As lightning forked through the sky and torrential rain poured down, a group of young Ukrainians danced in the shadow of the bombed-out carcass of the historic House of Culture in the village of Ivanivka.
They’d spent the weekend clearing debris in the northern Ukrainian village, which was pummelled by Russians advancing on Kyiv in the early days of the war. They slept in tents or under the stars at a nearby lake.
The “clean-up rave,” as it has been dubbed, is the brainchild of local volunteer group Repair Together and does exactly what it says on the tin: combining the free and fun atmosphere of a music festival with a working bee for devastated communities.
It is as close as many will get to a real-life rave right now, due to nightly curfews in place across Ukraine for the past five months.
Last weekend, more than 100 young people toiled away across several sites in Ivanivka, in Ukraine’s northern Chernihiv region, to the soundtrack of thumping house music emanating from a set of speakers.
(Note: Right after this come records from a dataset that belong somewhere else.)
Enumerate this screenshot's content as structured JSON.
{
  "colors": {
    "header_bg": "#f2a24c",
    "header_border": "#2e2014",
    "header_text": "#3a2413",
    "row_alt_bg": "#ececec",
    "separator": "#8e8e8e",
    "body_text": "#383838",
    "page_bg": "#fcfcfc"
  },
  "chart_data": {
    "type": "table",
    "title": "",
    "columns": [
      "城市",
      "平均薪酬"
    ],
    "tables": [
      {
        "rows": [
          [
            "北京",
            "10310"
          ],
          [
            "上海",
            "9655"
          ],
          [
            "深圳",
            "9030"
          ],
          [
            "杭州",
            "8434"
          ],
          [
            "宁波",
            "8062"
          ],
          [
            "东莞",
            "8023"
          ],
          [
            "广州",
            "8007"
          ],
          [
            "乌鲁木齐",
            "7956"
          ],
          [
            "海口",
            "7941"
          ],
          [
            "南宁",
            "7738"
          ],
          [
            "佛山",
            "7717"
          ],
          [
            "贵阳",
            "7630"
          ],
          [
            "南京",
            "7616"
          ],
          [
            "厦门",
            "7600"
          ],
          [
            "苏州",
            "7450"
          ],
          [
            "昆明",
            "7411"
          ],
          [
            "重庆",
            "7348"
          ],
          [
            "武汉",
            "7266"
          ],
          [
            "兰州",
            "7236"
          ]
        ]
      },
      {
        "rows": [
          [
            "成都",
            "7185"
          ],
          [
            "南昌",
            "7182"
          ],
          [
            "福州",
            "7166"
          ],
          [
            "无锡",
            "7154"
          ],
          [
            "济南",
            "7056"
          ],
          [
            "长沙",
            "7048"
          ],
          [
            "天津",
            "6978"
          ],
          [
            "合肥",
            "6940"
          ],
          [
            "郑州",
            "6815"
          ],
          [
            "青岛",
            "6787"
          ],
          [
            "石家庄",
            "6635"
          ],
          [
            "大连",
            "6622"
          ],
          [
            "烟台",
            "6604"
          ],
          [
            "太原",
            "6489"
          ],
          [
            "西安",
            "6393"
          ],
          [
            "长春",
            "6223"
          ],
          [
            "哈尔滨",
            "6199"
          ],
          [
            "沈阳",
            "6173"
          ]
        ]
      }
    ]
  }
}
While previous iterations of the “clean-up rave” have incorporated DJ sets into the working bee, this event is a more structured affair: a weekend’s work rewarded by a concert featuring popular Ukrainian electro-folk band Onuka.
Though it probably wasn’t as intense of a summer dance party as most were used to due to the inclement weather, it didn’t deter anyone from the task at hand – the work and the dancing.
Ivanivka, like many villages in the Chernihiv region on the main highway to Kyiv, was indiscriminately targeted as Russian tanks rolled in from the north on Feb. 24, en route to the Ukrainian capital, 130 kilometres to the south. Bombed petrol stations and residential homes still line the highway.